One proposal is to include details of prices on road signs giving the distance to the nearest service stations, which happens in France. Signs on the hard shoulder could also display the prices at the next few motorway stops, enabling motorists to compare prices. The Government’s aim is to drive down by prices by forcing petrol retailers to be more competitive.

David Cameron has asked the Downing Street Policy Unit to draw up firm proposals. It will be seen as a response to Labour’s criticism that the Government is insensitive to cost of living issues affecting millions of people. Last night the RAC welcomed Mr Cameron’s proposal. Pete Williams, a spokesman, said: “Motorway drivers have long been the victims of some pretty indefensible pricing at the pumps with many service stations charging on average 10p extra per litre above the ‘high-street’ or supermarket forecourt price.

“Compelling the fuel retailer to display their prices clearly before the service station will ensure that drivers get some warning of how much they are likely to be fleeced when they fill up.

“This is welcome news for motorists and commercial drivers but we still need motorway services to be transparent and fair on all their prices. They have held the motorist to ransom for far too long – let’s hope that Number 10 encourages them to sort out their food prices and their parking charges too.”

A Downing Street source said: “The cost of living is the number one issue for people up and down the country. There is nothing more frustrating than pulling off the motorway to find a sky-high petrol or diesel price. Giving people more information while they are still on the motorway will mean a greater choice about where they fill up, and should help drive down prices.

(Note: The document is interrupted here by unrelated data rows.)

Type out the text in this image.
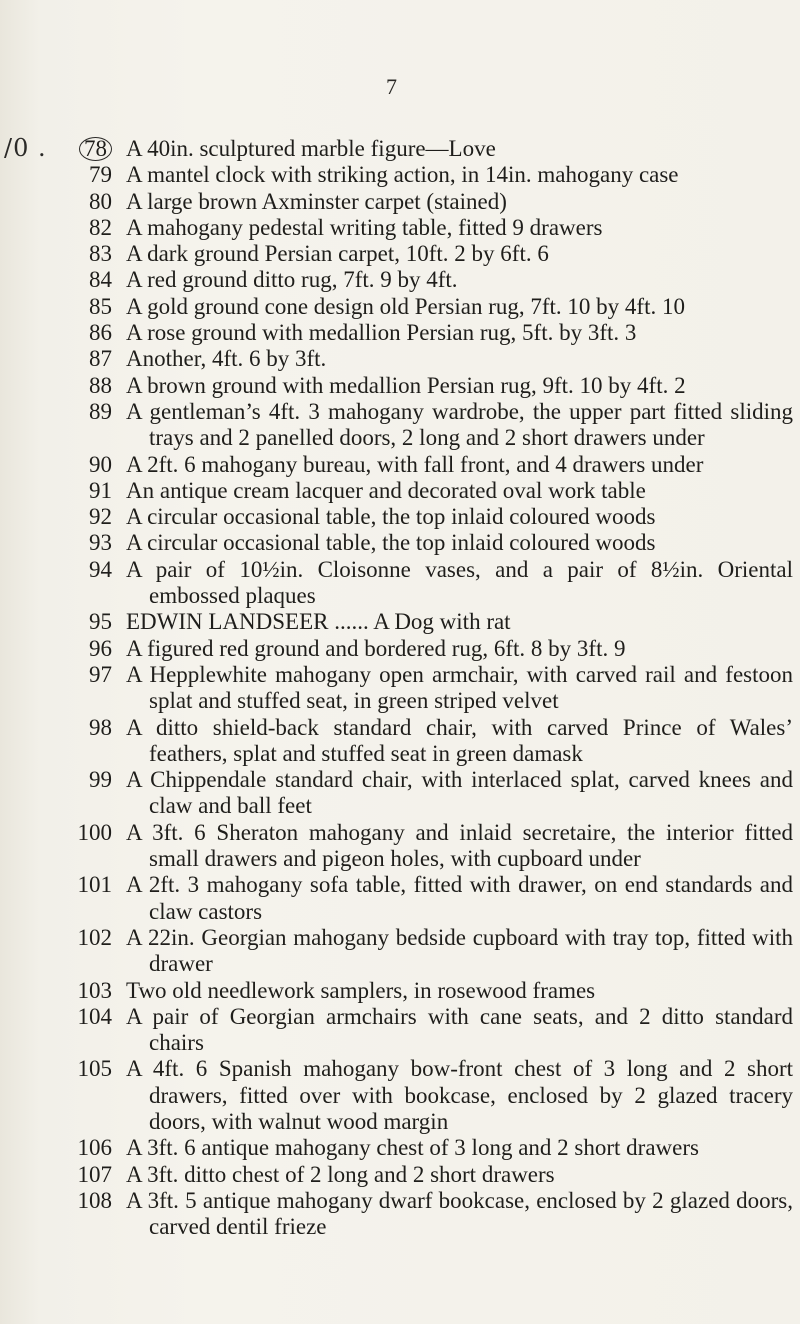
7
/0 .	78 A 40in. sculptured marble figure—Love
79 A mantel clock with striking action, in 14in. mahogany case
80 A large brown Axminster carpet (stained)
82 A mahogany pedestal writing table, fitted 9 drawers
83 A dark ground Persian carpet, 10ft. 2 by 6ft. 6
84 A red ground ditto rug, 7ft. 9 by 4ft.
85 A gold ground cone design old Persian rug, 7ft. 10 by 4ft. 10
86 A rose ground with medallion Persian rug, 5ft. by 3ft. 3
87 Another, 4ft. 6 by 3ft.
88 A brown ground with medallion Persian rug, 9ft. 10 by 4ft. 2
89 A gentleman’s 4ft. 3 mahogany wardrobe, the upper part fitted sliding trays and 2 panelled doors, 2 long and 2 short drawers under
90 A 2ft. 6 mahogany bureau, with fall front, and 4 drawers under
91 An antique cream lacquer and decorated oval work table
92 A circular occasional table, the top inlaid coloured woods
93 A circular occasional table, the top inlaid coloured woods
94 A pair of 10½in. Cloisonne vases, and a pair of 8½in. Oriental embossed plaques
95 EDWIN LANDSEER ...... A Dog with rat
96 A figured red ground and bordered rug, 6ft. 8 by 3ft. 9
97 A Hepplewhite mahogany open armchair, with carved rail and festoon splat and stuffed seat, in green striped velvet
98 A ditto shield-back standard chair, with carved Prince of Wales’ feathers, splat and stuffed seat in green damask
99 A Chippendale standard chair, with interlaced splat, carved knees and claw and ball feet
100 A 3ft. 6 Sheraton mahogany and inlaid secretaire, the interior fitted small drawers and pigeon holes, with cupboard under
101 A 2ft. 3 mahogany sofa table, fitted with drawer, on end standards and claw castors
102 A 22in. Georgian mahogany bedside cupboard with tray top, fitted with drawer
103 Two old needlework samplers, in rosewood frames
104 A pair of Georgian armchairs with cane seats, and 2 ditto standard chairs
105 A 4ft. 6 Spanish mahogany bow-front chest of 3 long and 2 short drawers, fitted over with bookcase, enclosed by 2 glazed tracery doors, with walnut wood margin
106 A 3ft. 6 antique mahogany chest of 3 long and 2 short drawers
107 A 3ft. ditto chest of 2 long and 2 short drawers
108 A 3ft. 5 antique mahogany dwarf bookcase, enclosed by 2 glazed doors, carved dentil frieze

"The Policy Unit will look more generally at how transparency can drive down prices. We have acted already on energy prices, to ensure people get put on the lowest tariff, and we will look at other areas to see what more we can do.”

A report by the Office for Fair Trading (OFT) into fuel prices in January was highly critical of the cost of motorway petrol. It concluded that service station prices were inflated by 7.5p per litre for unleaded and 8p for diesel and suggested the lack of transparency of pricing was a factor.  It said: “Fuel is often significantly more expensive at motorway service stations. The OFT is concerned that drivers are not able to view prices until they have pulled into the motorway service station.”